Lets say my program read the first document and now first word is "brown" now my program will check if this word is also appeared in any other document? So the answer would be 0. Now it will check again for 2nd word "fox", it will give output that yes it appeared in (Doc C) so on...... Now it will read Doc B and it will check if dog appeared in other document? Answer would be (Doc C) so on....

Any advice or pseudo code?

Hint: It is also called inverse document frequency ( Idf ). I know what is idf.

+3  A: 

Hint: HashMap mapping Strings to Lists of files.

GregS
+4  A: 

Like GregS said, use HashMap. I'm not posting any code, because I think this is a homework and I want to give to you the opportunity to create it on your own, but the outline is:

  1. Open new document
  2. For every word, look at your hashmap if it's already there.
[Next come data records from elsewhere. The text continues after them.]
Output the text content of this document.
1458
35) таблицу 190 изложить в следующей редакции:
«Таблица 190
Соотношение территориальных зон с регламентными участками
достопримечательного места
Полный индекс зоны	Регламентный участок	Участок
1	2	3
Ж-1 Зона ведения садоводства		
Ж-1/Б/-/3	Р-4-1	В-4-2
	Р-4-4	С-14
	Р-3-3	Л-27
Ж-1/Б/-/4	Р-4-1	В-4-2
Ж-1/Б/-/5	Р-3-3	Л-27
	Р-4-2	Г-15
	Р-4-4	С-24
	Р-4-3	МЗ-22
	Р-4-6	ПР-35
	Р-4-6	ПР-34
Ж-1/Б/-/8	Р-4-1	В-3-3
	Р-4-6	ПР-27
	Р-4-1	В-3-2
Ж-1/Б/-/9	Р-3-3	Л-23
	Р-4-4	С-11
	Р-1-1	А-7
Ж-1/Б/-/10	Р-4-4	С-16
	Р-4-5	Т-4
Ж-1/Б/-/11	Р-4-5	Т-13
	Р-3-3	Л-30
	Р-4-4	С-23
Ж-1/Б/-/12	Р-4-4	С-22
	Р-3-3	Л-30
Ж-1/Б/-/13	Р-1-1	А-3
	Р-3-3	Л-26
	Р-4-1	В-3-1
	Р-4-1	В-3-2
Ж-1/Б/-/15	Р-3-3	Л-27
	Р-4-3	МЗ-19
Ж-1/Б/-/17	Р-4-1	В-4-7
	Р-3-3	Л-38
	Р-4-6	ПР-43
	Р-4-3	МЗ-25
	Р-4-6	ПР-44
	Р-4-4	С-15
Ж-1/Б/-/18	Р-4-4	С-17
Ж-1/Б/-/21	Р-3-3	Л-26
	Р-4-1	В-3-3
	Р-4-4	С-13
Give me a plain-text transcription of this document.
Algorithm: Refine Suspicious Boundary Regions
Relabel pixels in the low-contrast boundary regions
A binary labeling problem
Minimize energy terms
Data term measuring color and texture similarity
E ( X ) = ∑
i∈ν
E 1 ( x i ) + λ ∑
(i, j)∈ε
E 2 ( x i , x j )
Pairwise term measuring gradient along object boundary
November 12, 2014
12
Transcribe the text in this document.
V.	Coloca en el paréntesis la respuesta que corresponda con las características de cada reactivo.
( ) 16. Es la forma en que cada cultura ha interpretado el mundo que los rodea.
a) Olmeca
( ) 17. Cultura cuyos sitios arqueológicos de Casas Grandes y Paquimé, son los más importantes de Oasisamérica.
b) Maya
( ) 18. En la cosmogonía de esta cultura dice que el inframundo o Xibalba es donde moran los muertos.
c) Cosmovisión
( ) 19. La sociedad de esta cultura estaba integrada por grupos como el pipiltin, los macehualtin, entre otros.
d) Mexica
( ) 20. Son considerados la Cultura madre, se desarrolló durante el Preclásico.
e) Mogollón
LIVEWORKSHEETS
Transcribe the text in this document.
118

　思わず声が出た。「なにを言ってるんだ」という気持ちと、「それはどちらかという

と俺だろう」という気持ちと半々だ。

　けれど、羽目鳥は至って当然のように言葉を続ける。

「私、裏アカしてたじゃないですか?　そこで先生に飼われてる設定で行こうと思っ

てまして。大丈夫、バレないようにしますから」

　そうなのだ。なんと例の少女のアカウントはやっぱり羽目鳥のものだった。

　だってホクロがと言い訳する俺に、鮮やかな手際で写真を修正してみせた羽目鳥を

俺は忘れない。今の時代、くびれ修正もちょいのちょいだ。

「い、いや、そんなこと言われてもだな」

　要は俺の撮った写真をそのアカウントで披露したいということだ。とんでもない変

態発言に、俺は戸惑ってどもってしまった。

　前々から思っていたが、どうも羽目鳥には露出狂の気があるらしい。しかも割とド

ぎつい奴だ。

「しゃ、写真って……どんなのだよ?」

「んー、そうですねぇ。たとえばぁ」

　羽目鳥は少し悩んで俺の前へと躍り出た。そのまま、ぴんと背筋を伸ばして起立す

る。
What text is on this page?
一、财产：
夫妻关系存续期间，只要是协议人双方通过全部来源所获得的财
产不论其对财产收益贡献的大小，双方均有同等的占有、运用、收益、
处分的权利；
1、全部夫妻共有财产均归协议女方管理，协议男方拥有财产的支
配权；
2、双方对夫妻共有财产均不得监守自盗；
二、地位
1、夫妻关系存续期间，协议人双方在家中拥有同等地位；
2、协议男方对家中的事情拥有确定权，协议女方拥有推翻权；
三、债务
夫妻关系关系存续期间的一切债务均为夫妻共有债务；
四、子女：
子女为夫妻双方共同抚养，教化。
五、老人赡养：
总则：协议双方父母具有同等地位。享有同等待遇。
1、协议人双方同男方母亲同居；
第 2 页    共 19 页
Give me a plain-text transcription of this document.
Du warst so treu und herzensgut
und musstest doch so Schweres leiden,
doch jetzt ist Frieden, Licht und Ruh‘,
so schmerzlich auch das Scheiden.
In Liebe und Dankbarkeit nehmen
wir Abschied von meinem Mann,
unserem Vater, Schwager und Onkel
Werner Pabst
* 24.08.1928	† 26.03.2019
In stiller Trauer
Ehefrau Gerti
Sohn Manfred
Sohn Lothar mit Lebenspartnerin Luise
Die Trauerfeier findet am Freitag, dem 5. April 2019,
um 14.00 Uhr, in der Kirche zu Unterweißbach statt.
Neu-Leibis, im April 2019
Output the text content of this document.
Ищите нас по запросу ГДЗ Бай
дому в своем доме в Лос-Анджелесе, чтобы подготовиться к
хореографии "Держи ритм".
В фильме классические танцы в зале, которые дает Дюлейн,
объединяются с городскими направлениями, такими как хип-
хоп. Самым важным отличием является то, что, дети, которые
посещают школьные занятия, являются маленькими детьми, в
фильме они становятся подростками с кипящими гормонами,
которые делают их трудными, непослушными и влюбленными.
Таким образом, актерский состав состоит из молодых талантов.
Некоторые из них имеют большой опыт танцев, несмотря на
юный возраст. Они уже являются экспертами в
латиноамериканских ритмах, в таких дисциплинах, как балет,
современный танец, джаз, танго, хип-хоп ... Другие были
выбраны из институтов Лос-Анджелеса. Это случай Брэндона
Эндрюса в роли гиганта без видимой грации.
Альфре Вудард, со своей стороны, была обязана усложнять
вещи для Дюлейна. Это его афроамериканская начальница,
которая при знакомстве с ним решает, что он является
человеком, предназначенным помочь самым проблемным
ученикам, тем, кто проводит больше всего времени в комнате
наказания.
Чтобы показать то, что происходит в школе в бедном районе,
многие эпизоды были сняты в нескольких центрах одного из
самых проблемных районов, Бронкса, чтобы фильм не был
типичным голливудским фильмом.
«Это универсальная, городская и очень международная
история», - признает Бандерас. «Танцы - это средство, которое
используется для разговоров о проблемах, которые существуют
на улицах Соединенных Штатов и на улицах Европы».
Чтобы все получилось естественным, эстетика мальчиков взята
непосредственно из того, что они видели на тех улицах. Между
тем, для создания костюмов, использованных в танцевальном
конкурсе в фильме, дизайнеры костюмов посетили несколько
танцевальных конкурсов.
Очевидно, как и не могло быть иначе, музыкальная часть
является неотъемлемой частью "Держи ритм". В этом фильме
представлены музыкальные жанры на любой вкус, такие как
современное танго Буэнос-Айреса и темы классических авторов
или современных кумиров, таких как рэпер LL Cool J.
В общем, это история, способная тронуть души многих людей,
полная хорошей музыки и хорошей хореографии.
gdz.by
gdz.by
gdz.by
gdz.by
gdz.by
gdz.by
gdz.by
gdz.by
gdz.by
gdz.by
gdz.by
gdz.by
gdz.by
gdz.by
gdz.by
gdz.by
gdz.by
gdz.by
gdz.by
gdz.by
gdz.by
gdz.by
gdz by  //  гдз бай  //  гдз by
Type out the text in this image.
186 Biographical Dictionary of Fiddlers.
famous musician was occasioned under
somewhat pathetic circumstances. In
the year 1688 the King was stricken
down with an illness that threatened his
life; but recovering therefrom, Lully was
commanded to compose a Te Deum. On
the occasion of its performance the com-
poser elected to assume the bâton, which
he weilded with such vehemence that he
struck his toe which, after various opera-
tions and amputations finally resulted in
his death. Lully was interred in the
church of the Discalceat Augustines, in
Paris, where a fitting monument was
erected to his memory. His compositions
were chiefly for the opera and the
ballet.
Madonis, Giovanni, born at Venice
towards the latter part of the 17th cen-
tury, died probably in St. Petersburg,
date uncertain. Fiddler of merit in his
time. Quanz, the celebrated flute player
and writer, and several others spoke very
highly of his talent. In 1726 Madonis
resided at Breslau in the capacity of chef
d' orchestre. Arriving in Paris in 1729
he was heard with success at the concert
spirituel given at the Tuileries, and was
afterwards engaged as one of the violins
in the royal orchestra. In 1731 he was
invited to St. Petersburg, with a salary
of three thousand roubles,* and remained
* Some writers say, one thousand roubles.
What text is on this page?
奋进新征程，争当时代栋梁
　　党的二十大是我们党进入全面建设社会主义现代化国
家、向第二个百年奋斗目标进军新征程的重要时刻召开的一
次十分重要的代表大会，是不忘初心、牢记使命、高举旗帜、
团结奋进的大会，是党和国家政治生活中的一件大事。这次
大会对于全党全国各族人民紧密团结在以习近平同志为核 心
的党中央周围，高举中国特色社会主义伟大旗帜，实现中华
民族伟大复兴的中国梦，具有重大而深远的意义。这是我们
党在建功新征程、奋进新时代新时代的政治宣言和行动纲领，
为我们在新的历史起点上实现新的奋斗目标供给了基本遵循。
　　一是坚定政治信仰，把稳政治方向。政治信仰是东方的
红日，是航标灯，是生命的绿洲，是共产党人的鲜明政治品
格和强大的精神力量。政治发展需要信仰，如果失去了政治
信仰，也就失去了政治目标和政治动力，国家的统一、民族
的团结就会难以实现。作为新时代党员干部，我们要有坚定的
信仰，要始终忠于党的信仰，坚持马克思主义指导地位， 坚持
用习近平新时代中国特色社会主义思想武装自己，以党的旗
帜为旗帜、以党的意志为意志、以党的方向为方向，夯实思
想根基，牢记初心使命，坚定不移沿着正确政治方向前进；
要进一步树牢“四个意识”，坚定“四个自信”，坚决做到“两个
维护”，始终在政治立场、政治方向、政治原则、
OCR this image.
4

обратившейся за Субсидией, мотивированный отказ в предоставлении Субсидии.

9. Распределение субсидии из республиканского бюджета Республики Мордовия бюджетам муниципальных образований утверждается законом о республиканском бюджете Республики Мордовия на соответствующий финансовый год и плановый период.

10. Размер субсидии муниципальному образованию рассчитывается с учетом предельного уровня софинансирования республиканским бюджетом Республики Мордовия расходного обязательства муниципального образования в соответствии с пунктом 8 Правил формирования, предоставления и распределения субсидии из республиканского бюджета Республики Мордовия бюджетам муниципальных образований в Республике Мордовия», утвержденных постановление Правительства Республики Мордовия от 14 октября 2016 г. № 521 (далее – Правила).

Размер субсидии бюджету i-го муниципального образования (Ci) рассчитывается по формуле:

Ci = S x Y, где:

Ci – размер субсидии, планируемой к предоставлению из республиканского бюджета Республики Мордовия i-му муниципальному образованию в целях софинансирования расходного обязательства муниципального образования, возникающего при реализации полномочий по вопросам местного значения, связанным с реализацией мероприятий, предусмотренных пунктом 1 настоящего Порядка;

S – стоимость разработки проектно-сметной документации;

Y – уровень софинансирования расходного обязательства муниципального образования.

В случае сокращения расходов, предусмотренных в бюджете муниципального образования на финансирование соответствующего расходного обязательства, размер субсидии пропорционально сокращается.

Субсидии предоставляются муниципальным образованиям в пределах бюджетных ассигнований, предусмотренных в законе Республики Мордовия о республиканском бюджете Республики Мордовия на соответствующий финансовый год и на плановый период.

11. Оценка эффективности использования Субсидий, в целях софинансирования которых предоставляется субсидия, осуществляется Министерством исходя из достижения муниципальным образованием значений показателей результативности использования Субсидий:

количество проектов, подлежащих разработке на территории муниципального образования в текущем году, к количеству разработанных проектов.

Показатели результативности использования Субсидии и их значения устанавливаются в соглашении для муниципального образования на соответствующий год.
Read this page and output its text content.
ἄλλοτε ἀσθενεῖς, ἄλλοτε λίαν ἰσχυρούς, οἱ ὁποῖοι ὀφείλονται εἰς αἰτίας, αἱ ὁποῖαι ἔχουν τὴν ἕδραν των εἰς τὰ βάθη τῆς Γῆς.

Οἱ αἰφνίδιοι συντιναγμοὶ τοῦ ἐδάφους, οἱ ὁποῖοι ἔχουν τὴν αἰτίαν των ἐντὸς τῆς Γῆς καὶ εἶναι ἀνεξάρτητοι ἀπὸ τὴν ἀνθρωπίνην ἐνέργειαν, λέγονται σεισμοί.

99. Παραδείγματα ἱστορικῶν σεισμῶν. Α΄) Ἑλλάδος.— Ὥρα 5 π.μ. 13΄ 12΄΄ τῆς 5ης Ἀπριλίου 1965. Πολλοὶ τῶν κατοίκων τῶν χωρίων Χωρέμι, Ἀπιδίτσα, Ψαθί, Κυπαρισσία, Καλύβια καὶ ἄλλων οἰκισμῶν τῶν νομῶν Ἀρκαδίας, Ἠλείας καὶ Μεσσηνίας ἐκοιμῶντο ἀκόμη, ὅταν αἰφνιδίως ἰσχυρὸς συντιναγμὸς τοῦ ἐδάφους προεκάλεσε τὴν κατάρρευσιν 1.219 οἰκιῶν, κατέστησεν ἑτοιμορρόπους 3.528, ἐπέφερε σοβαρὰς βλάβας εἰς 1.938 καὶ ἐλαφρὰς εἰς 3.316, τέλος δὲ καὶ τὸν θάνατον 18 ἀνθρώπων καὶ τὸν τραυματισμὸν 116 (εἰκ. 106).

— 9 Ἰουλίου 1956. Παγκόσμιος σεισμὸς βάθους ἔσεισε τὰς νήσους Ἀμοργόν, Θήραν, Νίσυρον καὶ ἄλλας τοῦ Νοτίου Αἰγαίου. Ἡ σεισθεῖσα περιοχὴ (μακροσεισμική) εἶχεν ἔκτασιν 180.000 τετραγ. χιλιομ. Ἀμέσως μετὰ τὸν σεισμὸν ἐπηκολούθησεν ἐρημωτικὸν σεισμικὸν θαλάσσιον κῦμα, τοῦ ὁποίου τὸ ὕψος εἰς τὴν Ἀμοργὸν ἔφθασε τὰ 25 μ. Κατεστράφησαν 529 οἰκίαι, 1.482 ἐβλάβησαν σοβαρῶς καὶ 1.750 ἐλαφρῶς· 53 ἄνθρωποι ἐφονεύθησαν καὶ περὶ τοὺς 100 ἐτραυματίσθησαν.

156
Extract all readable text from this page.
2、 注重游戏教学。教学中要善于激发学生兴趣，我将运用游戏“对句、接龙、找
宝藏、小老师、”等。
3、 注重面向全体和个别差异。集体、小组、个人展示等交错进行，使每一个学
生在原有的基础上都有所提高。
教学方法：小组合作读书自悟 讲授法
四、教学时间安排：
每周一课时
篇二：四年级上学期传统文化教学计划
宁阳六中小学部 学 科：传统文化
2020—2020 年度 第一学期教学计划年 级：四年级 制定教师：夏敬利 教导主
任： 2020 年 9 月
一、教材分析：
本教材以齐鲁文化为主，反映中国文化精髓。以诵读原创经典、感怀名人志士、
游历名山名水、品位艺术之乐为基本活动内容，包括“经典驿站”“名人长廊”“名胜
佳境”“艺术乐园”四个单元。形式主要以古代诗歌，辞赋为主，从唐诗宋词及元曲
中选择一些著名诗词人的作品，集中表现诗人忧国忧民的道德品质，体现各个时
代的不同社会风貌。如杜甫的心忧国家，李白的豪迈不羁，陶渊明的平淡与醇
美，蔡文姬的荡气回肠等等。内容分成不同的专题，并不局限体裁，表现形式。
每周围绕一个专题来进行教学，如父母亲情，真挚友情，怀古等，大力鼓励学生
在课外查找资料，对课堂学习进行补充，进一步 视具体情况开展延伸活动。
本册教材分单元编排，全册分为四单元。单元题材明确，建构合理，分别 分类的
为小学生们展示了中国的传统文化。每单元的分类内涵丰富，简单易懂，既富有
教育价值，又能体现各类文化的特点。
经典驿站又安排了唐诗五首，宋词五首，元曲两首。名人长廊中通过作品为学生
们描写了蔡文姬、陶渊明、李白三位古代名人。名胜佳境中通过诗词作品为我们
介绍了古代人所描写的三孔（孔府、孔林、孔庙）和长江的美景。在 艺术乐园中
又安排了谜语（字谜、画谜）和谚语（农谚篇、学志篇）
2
If it isn't, create a new key in HashMap with this word, and in that position add the new document (the filename). If it is, just add the filename of the document.

For example, if you have: DocA: Brown fox jump DocB: Fox jump dog

You would open DocA and traverse its contents. 'brown' is not in your hashmap, so you would add a new element with key 'brown' and value 'DocA'. The same with 'fox' and 'jump'. Then you would open DocB. 'fox' is already in your hashmap, so you would add to its value DocB, (the value would be 'DocA DocB'). Maybe using an ArrayList (in Java) would help.

Alex
Thanks alex. It's good tip. I will try to make it. I am laughing to read that you all great people think its assignment. It reminded me my school days. I am professional programmer. I just recently moved to Java from php. So you can say it is my current project's small part. Main project is online book store with some new ideas.
+1  A: 

It might be helpful to think about the problem in terms of 'I have this set of words for all documents together' and 'I could store somehow in which of the documents each of these words appear'. Given such a representation of your data it would be very easy to determine if a given word appears in multiple documents. On how to do this, others have provided hints here.

Fabian Steeg
A: 

HashMap mapping Strings to Integers. Integers are a immutable so there is a bit of hustle to "increment" but not too much. You can override the put() method do that.

David Soroko
I assume you mean mapping Strings to *Lists* of Integers? This serves the same purpose as GregS and Alex's solution but less clear. A list of documents, in Java, is really just a list of pointers, so a list of documents is definitely more readable and easier to work with.
MatrixFrog
+1  A: 

Just another idea different then all valuable answers, i admit hash looks better, i just wanted to see it in another angle.

i would sort all words in each document and compare each document with each other.

For example docA > brown, fox, jump; docB-> doc, jump, not docC-> dog, fox, jump

comparing them comes like this

 until there is a single document with words
   get first element of documents
   compare the most descending first element if that element exists more than once reserve it
   throw the one that is the most descending (in my case)

so in first comparison

docA -> fox, jump docB -> doc, jump, not docC -> dog, fox, jump

in second comparison

docA -> fox, jump docB -> jump, not docC -> dog, fox

in third comparison

docA -> fox, jump docB -> jump, not docC -> fox, jump

reserve fox in 4 th comparison, reserve jump in 5 th comparison.